Les Républicains et la recherche

— Le 24 novembre 2021


Où il sera question d’atome et d’agriculture
On a fait un tour dans le programme recherche du parti de droite.

Transversal. C’est à coup de consultations et de réunions que s’est constitué le programme des Républicains, mis en ligne à la fin de l’été, dans une dizaine de cahiers. Les mesures concernant la recherche, qui ne sont traditionnellement pas un cheval de bataille de la droite, y sont égrenées en fonction des thématiques : agriculture, souveraineté, santé, énergie…

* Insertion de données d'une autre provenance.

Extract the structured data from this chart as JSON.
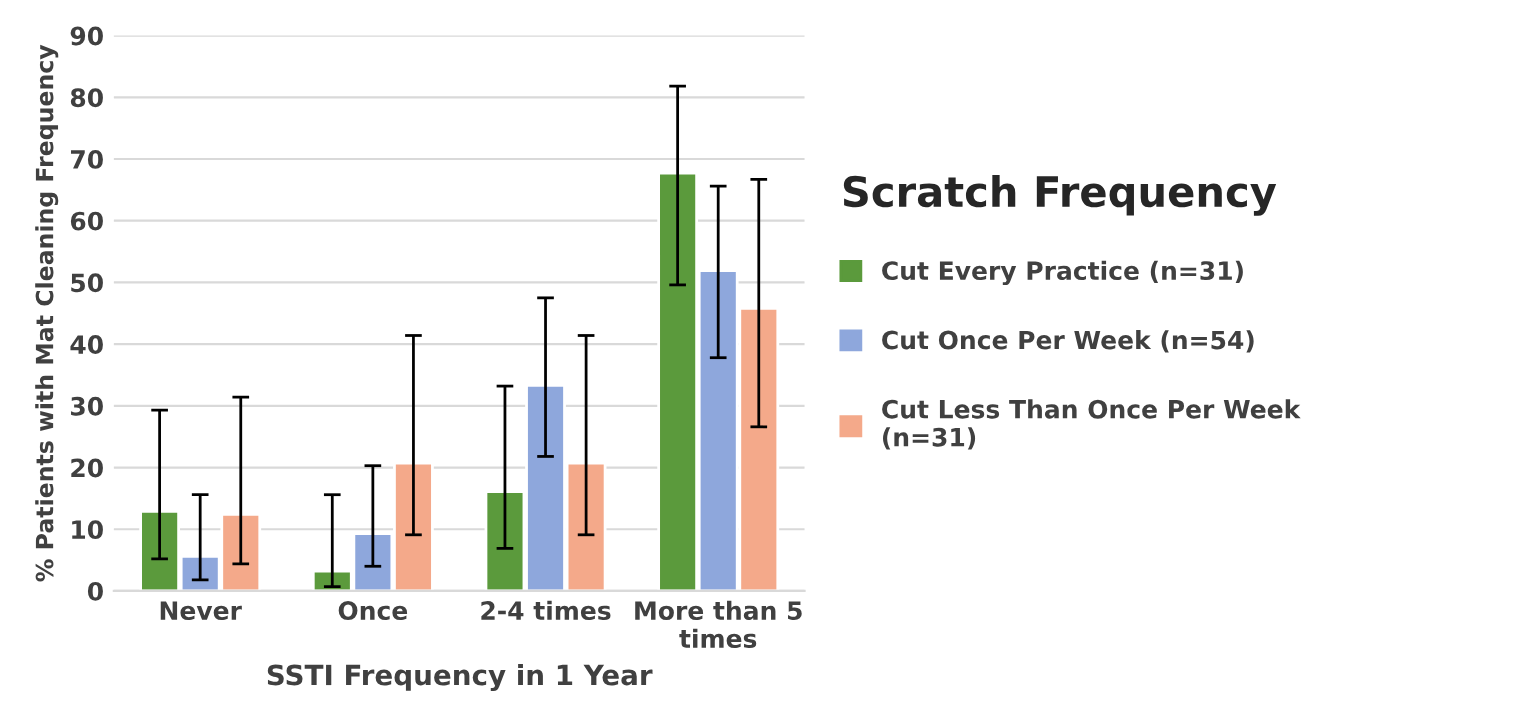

A six mains. Ce programme a été supervisé par un trio de parlementaires spécialistes des questions du sup’ et de la recherche : un député, Patrick Hetzel, et deux sénateurs, Stéphane Piednoir et Laure Darcos. Tous trois ont par ailleurs été impliqués dans les débats autour de la Loi de programmation de la recherche (LPR). La continuité est donc de mise sur de très nombreux sujets (financement, RH…) sur lesquels nous ne reviendrons pas.

Suite dans les idées. Tous trois affichent ainsi des objectifs en droite ligne de la LPR. Ainsi, la sénatrice Laure Darcos affiche son volontarisme :« La recherche est un sujet majeur : on n’a pas d’économies de bout de ficelle à faire. Jusqu’à présent on a mégoté ».

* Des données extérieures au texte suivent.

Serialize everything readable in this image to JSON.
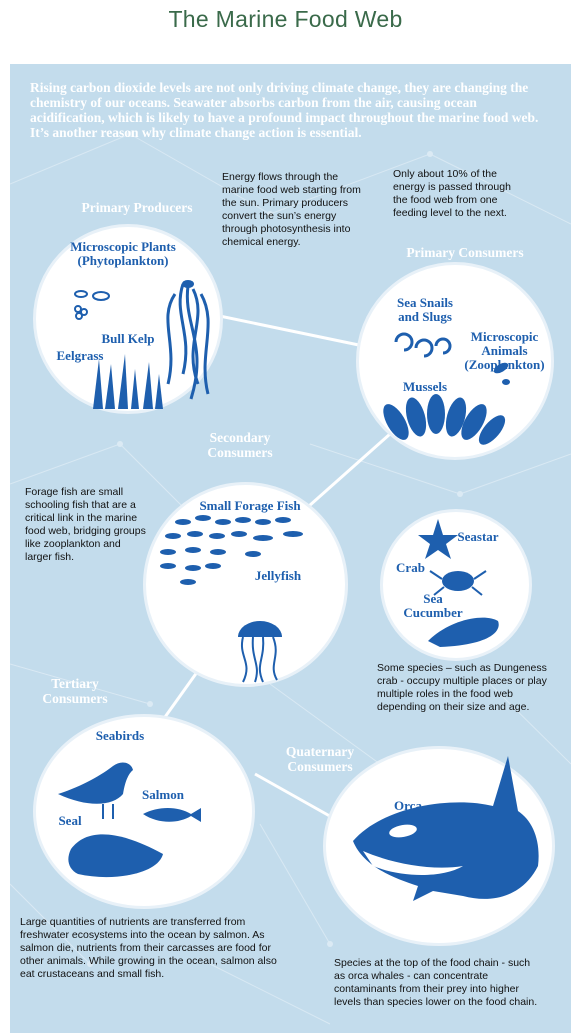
{
  "title": "The Marine Food Web",
  "intro": "Rising carbon dioxide levels are not only driving climate change, they are changing the chemistry of our oceans. Seawater absorbs carbon from the air, causing ocean acidification, which is likely to have a profound impact throughout the marine food web. It’s another reason why climate change action is essential.",
  "notes": {
    "energy": "Energy flows through the marine food web starting from the sun. Primary producers convert the sun’s energy through photosynthesis into chemical energy.",
    "ten_percent": "Only about 10% of the energy is passed through the food web from one feeding level to the next.",
    "forage": "Forage fish are small schooling fish that are a critical link in the marine food web, bridging groups like zooplankton and larger fish.",
    "multiple_roles": "Some species – such as Dungeness crab - occupy multiple places or play multiple roles in the food web depending on their size and age.",
    "nutrients": "Large quantities of nutrients are transferred from freshwater ecosystems into the ocean by salmon. As salmon die, nutrients from their carcasses are food for other animals. While growing in the ocean, salmon also eat crustaceans and small fish.",
    "top_chain": "Species at the top of the food chain - such as orca whales - can concentrate contaminants from their prey into higher levels than species lower on the food chain."
  },
  "levels": {
    "primary_producers": "Primary Producers",
    "primary_consumers": "Primary Consumers",
    "secondary_consumers": "Secondary Consumers",
    "tertiary_consumers": "Tertiary Consumers",
    "quaternary_consumers": "Quaternary Consumers"
  },
  "organisms": {
    "phytoplankton": "Microscopic Plants (Phytoplankton)",
    "bull_kelp": "Bull Kelp",
    "eelgrass": "Eelgrass",
    "sea_snails": "Sea Snails and Slugs",
    "zooplankton": "Microscopic Animals (Zooplankton)",
    "mussels": "Mussels",
    "forage_fish": "Small Forage Fish",
    "jellyfish": "Jellyfish",
    "seastar": "Seastar",
    "crab": "Crab",
    "sea_cucumber": "Sea Cucumber",
    "seabirds": "Seabirds",
    "salmon": "Salmon",
    "seal": "Seal",
    "orca": "Orca"
  },
  "colors": {
    "panel": "#c3dcec",
    "accent": "#1e5fae",
    "title": "#3a6a4a",
    "circle": "#ffffff"
  }
}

Best-of. Voici un florilège de quelques mesures tirées du programme des Républicains, d’envergure diverses :
L’Inrae doit se reconcentrer sur l’agronomie. Les Républicains ne font pas mystère du fait que l’institut devrait laisser les sciences sociales à d’autres (voir interview) ;
Sanctuarisation du Crédit impôt recherche (avec une facilitation pour les PME). Patrick Hetzel évoque des effets d’aubaine à régler « dans la banque et les assurances » et Laure Darcos un « plafonnement éventuel pour les grandes entreprises ».
– Côté énergie, oui au nucléaire avec la construction de réacteurs EPR, un plan hydrogène de 11 milliards d’euros d’ici 2040 et un coup d’arrêt des financements à l’éolien ou au solaire.
Remplacer le principe de précaution par un « principe d’innovation responsable », une approche un brin scientiste de la recherche (commentaire personnel). 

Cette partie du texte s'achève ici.